Tales protestas, aguantadas con ESMAD, tretas jurídicas y nuevas promesas a incumplir, desnudan a un régimen político de clase y a una burguesía dominante incapaz de llevar a término un tratado de paz, que pretende seguir acumulando deudas sociales, el robo de los bienes comunes y postergando cambios democráticos, cuya ausencia toca niveles críticos al culminar la segunda administración Santos. Dicho en forma sintética: hay un desfase de fondo entre las demandas de las mayorías populares en reformas sociales, libertades públicas y derecho del pueblo a intervenir en las decisiones fundamentales y la perspectiva de  instituciones legislativas doblegadas por los corruptos a su servicio; y un futuro gobierno de espaldas a todos los compromisos adquiridos por el Estado, encapsulado en servir centralmente a los intereses del capital financiero y persuadido de que su “seguridad” consiste en mantener un descomunal aparato militar-policial, una alianza militar con Estados Unidos contra Venezuela y un ejército paramilitar funcional al desangre lento del movimiento popular, distante de una verdadera separación de las armas y la política.

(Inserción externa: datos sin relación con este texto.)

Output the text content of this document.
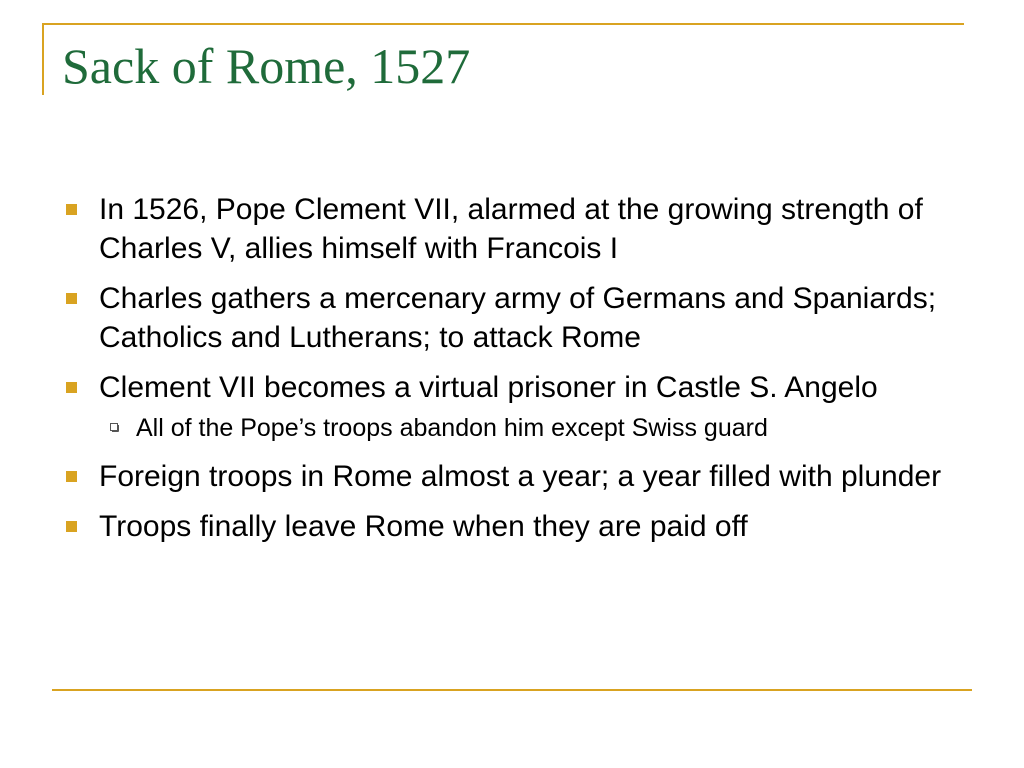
Sack of Rome, 1527
In 1526, Pope Clement VII, alarmed at the growing strength of Charles V, allies himself with Francois I
Charles gathers a mercenary army of Germans and Spaniards; Catholics and Lutherans; to attack Rome
Clement VII becomes a virtual prisoner in Castle S. Angelo
All of the Pope’s troops abandon him except Swiss guard
Foreign troops in Rome almost a year; a year filled with plunder
Troops finally leave Rome when they are paid off
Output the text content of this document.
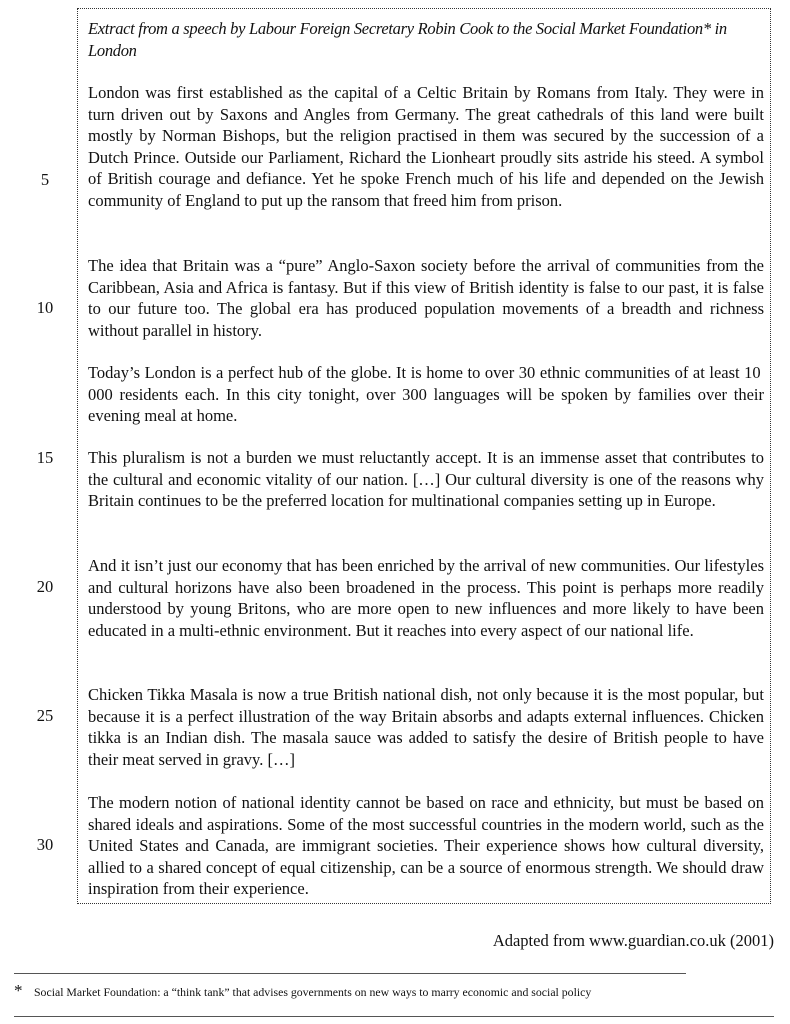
Extract from a speech by Labour Foreign Secretary Robin Cook to the Social Market Foundation* in London

London was first established as the capital of a Celtic Britain by Romans from Italy. They were in turn driven out by Saxons and Angles from Germany. The great cathedrals of this land were built mostly by Norman Bishops, but the religion practised in them was secured by the succession of a Dutch Prince. Outside our Parliament, Richard the Lionheart proudly sits astride his steed. A symbol of British courage and defiance. Yet he spoke French much of his life and depended on the Jewish community of England to put up the ransom that freed him from prison.

The idea that Britain was a “pure” Anglo-Saxon society before the arrival of communities from the Caribbean, Asia and Africa is fantasy. But if this view of British identity is false to our past, it is false to our future too. The global era has produced population movements of a breadth and richness without parallel in history.

Today’s London is a perfect hub of the globe. It is home to over 30 ethnic communities of at least 10 000 residents each. In this city tonight, over 300 languages will be spoken by families over their evening meal at home.

This pluralism is not a burden we must reluctantly accept. It is an immense asset that contributes to the cultural and economic vitality of our nation. […] Our cultural diversity is one of the reasons why Britain continues to be the preferred location for multinational companies setting up in Europe.

And it isn’t just our economy that has been enriched by the arrival of new communities. Our lifestyles and cultural horizons have also been broadened in the process. This point is perhaps more readily understood by young Britons, who are more open to new influences and more likely to have been educated in a multi-ethnic environment. But it reaches into every aspect of our national life.

Chicken Tikka Masala is now a true British national dish, not only because it is the most popular, but because it is a perfect illustration of the way Britain absorbs and adapts external influences. Chicken tikka is an Indian dish. The masala sauce was added to satisfy the desire of British people to have their meat served in gravy. […]

The modern notion of national identity cannot be based on race and ethnicity, but must be based on shared ideals and aspirations. Some of the most successful countries in the modern world, such as the United States and Canada, are immigrant societies. Their experience shows how cultural diversity, allied to a shared concept of equal citizenship, can be a source of enormous strength. We should draw inspiration from their experience.

5
10
15
20
25
30
Adapted from www.guardian.co.uk (2001)
* Social Market Foundation: a “think tank” that advises governments on new ways to marry economic and social policy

Ante el horizonte de restauración plena de un orden contrainsurgente y autoritario en “tiempos de paz” la Colombia democrática debe movilizarse y actuar. No es tarea exclusiva para la izquierda. Lo es para el conjunto de la sociedad que entiende que estamos ante un momento histórico singular e irrepetible, cuya disyuntiva es: avanzamos a una justicia social, igualitaria e incluyente, o permanecemos en el atasco de la desigualdad, la corrupción, los privilegios para pocos y el genocidio prorrogado.

Es un momento de combate, hay derrotas transitorias y desgastes de formas de acción. La vía de recuperar la iniciativa popular en el descontento que ha ido madurando es la de la unidad programática y de acción política. El status quo está en crisis y hay que atreverse a disputar el poder. Hay formas de convergencia y unidad que deben ponerse en movimiento. La unidad suma y multiplica. Es el momento de trabajar sin desmayo en esa dirección.